Nvidia Releases Nemotron 3 Nano Omni: An Open Multimodal Model with 30B Params, 3B Active for Edge AI Agents
Nvidia is no longer just selling the shovels. Nemotron 3 Nano Omni is the company’s most aggressive move into AI models.
Summary
On April 28, 2026, Nvidia released Nemotron 3 Nano Omni, an open-weight multimodal AI model that unifies vision, audio, and language understanding in a single architecture designed for edge devices. The model boasts:
- 30 billion parameters
- 3 billion active parameters per inference through a mixture-of-experts design
- 9x higher throughput than comparable open models
- 2.9x faster single-stream reasoning on multimodal tasks
- 9x greater effective system capacity for video reasoning
This model tops six benchmarks across document intelligence, video understanding, and audio comprehension, processing text, images, audio, video, documents, charts, and graphical interfaces as inputs and producing text as output.

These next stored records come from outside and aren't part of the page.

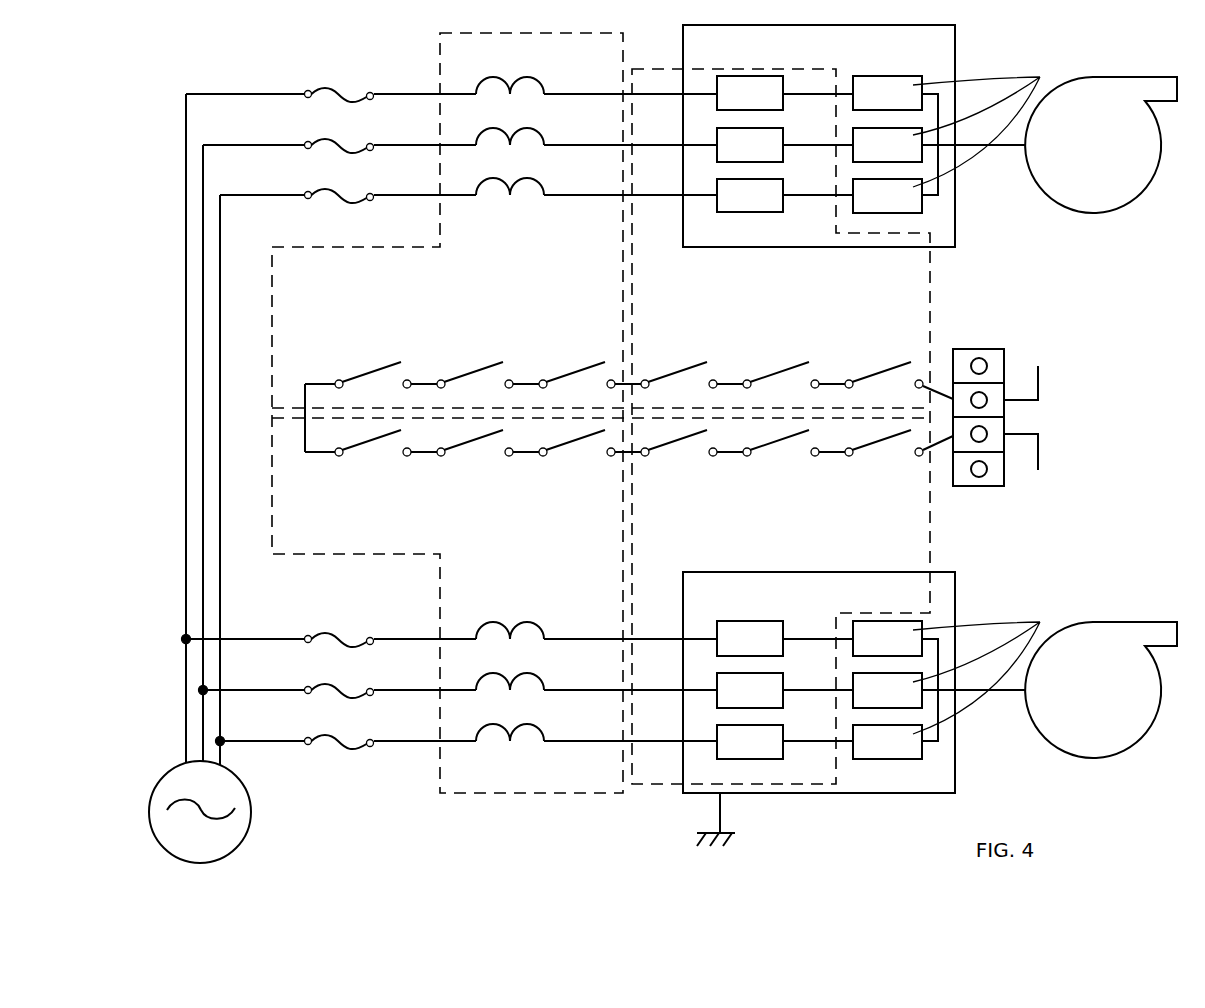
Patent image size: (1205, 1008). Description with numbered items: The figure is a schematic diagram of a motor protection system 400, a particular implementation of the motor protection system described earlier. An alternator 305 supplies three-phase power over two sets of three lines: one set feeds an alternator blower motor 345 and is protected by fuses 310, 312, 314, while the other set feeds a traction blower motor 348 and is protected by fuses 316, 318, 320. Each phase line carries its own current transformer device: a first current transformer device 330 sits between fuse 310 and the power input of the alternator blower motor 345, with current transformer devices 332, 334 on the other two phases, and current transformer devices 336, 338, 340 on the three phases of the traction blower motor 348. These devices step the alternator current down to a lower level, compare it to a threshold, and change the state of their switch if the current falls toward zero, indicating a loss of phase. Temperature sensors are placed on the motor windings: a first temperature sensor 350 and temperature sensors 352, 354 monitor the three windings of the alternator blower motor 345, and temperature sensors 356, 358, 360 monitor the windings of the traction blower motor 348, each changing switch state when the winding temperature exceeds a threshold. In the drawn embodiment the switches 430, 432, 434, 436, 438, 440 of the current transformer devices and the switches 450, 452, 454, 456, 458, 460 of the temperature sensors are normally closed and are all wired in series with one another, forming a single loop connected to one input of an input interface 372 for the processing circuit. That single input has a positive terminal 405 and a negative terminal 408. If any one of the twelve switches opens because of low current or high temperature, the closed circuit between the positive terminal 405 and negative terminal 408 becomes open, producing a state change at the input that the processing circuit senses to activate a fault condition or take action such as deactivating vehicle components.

The motor protection system 400 is at (108, 146).
The alternator 305 is at (173, 826).
The fuse 310 is at (347, 87).
The fuse 312 is at (347, 138).
The fuse 314 is at (347, 188).
The fuse 316 is at (347, 633).
The fuse 318 is at (347, 684).
The fuse 320 is at (347, 735).
The first current transformer device 330 is at (541, 81).
The current transformer device 332 is at (541, 132).
The current transformer device 334 is at (541, 182).
The current transformer device 336 is at (541, 627).
The current transformer device 338 is at (541, 678).
The current transformer device 340 is at (541, 729).
The alternator blower motor 345 is at (936, 226).
The traction blower motor 348 is at (910, 784).
The first temperature sensor 350 is at (722, 88).
The temperature sensor 352 is at (768, 159).
The temperature sensor 354 is at (768, 209).
The temperature sensor 356 is at (722, 633).
The temperature sensor 358 is at (768, 705).
The temperature sensor 360 is at (768, 756).
The input interface 372 is at (996, 359).
The positive terminal 405 is at (1000, 413).
The negative terminal 408 is at (1000, 447).
The switch 430 is at (574, 370).
The switch 432 is at (472, 370).
The switch 434 is at (370, 370).
The switch 436 is at (370, 444).
The switch 438 is at (472, 444).
The switch 440 is at (574, 444).
The switch 450 is at (880, 370).
The switch 452 is at (778, 370).
The switch 454 is at (676, 370).
The switch 456 is at (676, 444).
The switch 458 is at (778, 444).
The switch 460 is at (880, 444).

Available under Nvidia’s Open Model Agreement with full commercial use rights on Hugging Face, this release marks a significant step for Nvidia from infrastructure to AI model development.
The Architecture
Nemotron 3 Nano Omni employs a hybrid Mamba-Transformer architecture:
- 23 Mamba-2 selective state-space layers
- 23 mixture-of-experts layers with 128 experts routing to six per token plus a shared expert
- Six grouped-query attention layers
The design prioritizes maximizing capability per active parameter for edge deployment, where compute is limited per inference step.